The John Varga Lab (ScleroLab) investigates systemic sclerosis (SSc), a progressive rheumatic disease that damages the skin, lungs, blood vessels, and other organs, and is associated with substantial mortality. The hallmarks of SSc are autoimmunity, vascular damage and dysrepair, metabolic changes, and fibrosis leading to organ failure. Synchronous fibrosis in multiple organs is a defining unique feature of SSc distinguishing it from other rheumatic and autoimmune conditions. Basic and translational research in the ScleroLab is seamlessly integrated with clinical research including observational studies, drug discovery, biomarker identification, and human clinical trials in the Michigan Medicine Scleroderma Program, one of the nation’s preeminent scleroderma programs.
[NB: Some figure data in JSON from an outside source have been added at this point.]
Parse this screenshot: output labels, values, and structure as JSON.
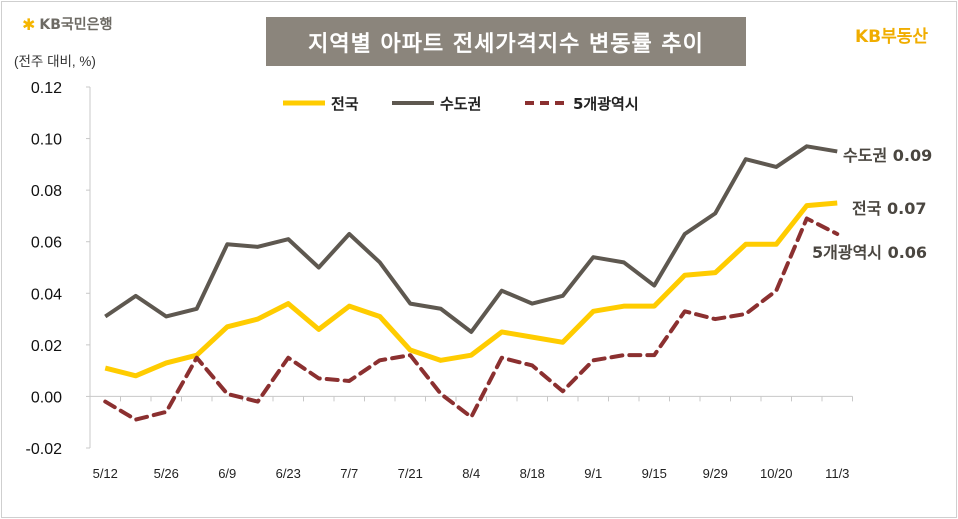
{
  "header": {
    "logo_text": "KB국민은행",
    "title": "지역별 아파트 전세가격지수 변동률 추이",
    "brand": "KB부동산",
    "unit_label": "(전주 대비, %)"
  },
  "colors": {
    "national": "#ffcc00",
    "capital": "#5e5850",
    "metro5": "#8b3030",
    "title_bg": "#8b857c",
    "brand": "#f0ad00"
  },
  "chart_data": {
    "type": "line",
    "title": "지역별 아파트 전세가격지수 변동률 추이",
    "ylabel": "(전주 대비, %)",
    "ylim": [
      -0.02,
      0.12
    ],
    "yticks": [
      "0.12",
      "0.10",
      "0.08",
      "0.06",
      "0.04",
      "0.02",
      "0.00",
      "-0.02"
    ],
    "ytick_values": [
      0.12,
      0.1,
      0.08,
      0.06,
      0.04,
      0.02,
      0.0,
      -0.02
    ],
    "grid": false,
    "legend_position": "top",
    "categories": [
      "5/12",
      "",
      "5/26",
      "",
      "6/9",
      "",
      "6/23",
      "",
      "7/7",
      "",
      "7/21",
      "",
      "8/4",
      "",
      "8/18",
      "",
      "9/1",
      "",
      "9/15",
      "",
      "9/29",
      "",
      "10/20",
      "",
      "11/3"
    ],
    "series": [
      {
        "name": "전국",
        "style": "solid",
        "end_label": "전국 0.07",
        "values": [
          0.011,
          0.008,
          0.013,
          0.016,
          0.027,
          0.03,
          0.036,
          0.026,
          0.035,
          0.031,
          0.018,
          0.014,
          0.016,
          0.025,
          0.023,
          0.021,
          0.033,
          0.035,
          0.035,
          0.047,
          0.048,
          0.059,
          0.059,
          0.074,
          0.075
        ]
      },
      {
        "name": "수도권",
        "style": "solid",
        "end_label": "수도권 0.09",
        "values": [
          0.031,
          0.039,
          0.031,
          0.034,
          0.059,
          0.058,
          0.061,
          0.05,
          0.063,
          0.052,
          0.036,
          0.034,
          0.025,
          0.041,
          0.036,
          0.039,
          0.054,
          0.052,
          0.043,
          0.063,
          0.071,
          0.092,
          0.089,
          0.097,
          0.095
        ]
      },
      {
        "name": "5개광역시",
        "style": "dashed",
        "end_label": "5개광역시 0.06",
        "values": [
          -0.002,
          -0.009,
          -0.006,
          0.015,
          0.001,
          -0.002,
          0.015,
          0.007,
          0.006,
          0.014,
          0.016,
          0.001,
          -0.008,
          0.015,
          0.012,
          0.002,
          0.014,
          0.016,
          0.016,
          0.033,
          0.03,
          0.032,
          0.041,
          0.069,
          0.063
        ]
      }
    ]
  }
}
By analyzing tissue biopsies, cells, blood, RNA, and genetic material from SSc patients and healthy controls, we identify molecular changes associated with specific disease phenotypes. We deploy already existing drugs or novel compounds to determine their impact on disease processes in preclinical in vivo and ex vivo models, as well as in early-stage human clinical trials. We partner with a large team of intramural and extramural academic and industry collaborators. The five hallmarks of our research are:
- Disease focus
- Integration at a systems-level
- Application of advanced discovery technologies
- Rapid translation of findings to the clinic
This comprehensive research pipeline distinguishes our lab and positions the Michigan Medicine Scleroderma Program to be a global leader in advancing the understanding and treatment for this devastating disease.